…Y a continuación, unos minutos de cine mudo. Éste era el mensaje en clave con el que se abría una ventana a lo inesperado, ... cuando en la prehistoria de nuestra tele, algo fallaba en la programación. Entre caras serias y cosas aburridas se abría un paréntesis a una miniserie de historias disparatadas que casi siempre desembocaban en torta, caída y carcajada.
Sin palabras nos merendábamos «cortos de cine» desternillantes. Por unos momentos la «caja tonta» se convertía en una ventana al descoloque y en un púlpito a la ocurrencia. De aquel cine mudo, repleto de ingenio en pequeñas dosis, hemos desembocado en un cine que viene mejor provisto de sonido e imágenes que de ideas nuevas.
El flujo poblacional del campo a las ciudades, incesante a lo largo del último siglo ha dejado atrás una tierra vacía. Sin embargo en esa España vaciada de los documentales parece respirarse más vida que en nuestras ciudades.
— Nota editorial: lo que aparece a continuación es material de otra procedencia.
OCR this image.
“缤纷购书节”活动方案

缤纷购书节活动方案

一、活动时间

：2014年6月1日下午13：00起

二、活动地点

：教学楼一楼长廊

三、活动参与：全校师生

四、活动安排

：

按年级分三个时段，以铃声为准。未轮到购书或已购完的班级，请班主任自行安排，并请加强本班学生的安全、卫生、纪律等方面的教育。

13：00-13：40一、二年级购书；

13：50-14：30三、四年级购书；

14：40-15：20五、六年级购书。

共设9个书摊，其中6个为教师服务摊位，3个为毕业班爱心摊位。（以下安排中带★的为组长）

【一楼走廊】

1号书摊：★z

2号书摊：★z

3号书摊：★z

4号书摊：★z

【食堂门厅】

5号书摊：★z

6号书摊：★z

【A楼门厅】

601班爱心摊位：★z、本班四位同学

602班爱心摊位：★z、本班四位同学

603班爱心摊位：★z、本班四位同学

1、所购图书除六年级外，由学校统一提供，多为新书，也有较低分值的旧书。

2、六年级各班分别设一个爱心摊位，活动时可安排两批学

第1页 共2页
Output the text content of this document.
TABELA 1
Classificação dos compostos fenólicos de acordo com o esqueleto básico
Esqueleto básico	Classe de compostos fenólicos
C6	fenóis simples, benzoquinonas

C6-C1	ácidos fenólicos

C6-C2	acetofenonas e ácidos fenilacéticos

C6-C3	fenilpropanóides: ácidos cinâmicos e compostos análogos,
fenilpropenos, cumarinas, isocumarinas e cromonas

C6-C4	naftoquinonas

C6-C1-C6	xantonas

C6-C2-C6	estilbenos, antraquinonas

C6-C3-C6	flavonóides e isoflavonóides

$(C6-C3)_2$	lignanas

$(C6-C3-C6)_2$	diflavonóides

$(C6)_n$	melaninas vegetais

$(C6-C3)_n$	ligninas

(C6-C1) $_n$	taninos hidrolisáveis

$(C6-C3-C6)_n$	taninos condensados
Ya no miramos a la calle desde los balcones pero, de un tiempo a esta parte, a partir de las siete de la tarde, desde nuestras teles nos asomamos por la misma ventana, a calles mudas, a barrios sin alma.
La ausencia de sonido era la clave, en el cine mudo, para afinar el humor y provocar la risa. En la vida lo creativo, se acelera con el encuentro y eso siempre lleva asociado algo de ruido, cuando menos, de palabras.
Sin ruido en la calle, la ciudad queda sin habla. Somos tan urbanos que hemos conocido muchas palabras y personajes por sus calles. Y si las calles son palabras, los cruces traen un saludo y los paseos, mejor si son con árboles, nos suelen traer buenas charlas. Nuestra vida palpita por los mercados, se abraza en los bares y festea en restaurantes, se besa en los portales y si no duerme, se mete en las salas de cine a soñar con los ojos abiertos.
Media España esta vaciada y la otra media, la de las ciudades, está muda. Como un espectador desde una butaca de cine asiste impertérrita a su propia película. Transita por calles en silencio, aturdida bajo el chaparrón de datos dispares y recetas contradictorias, desconfiada ante el encuentro, sin mirarse en el cruce, temerosa ante el saludo, bajo el decreto del miedo.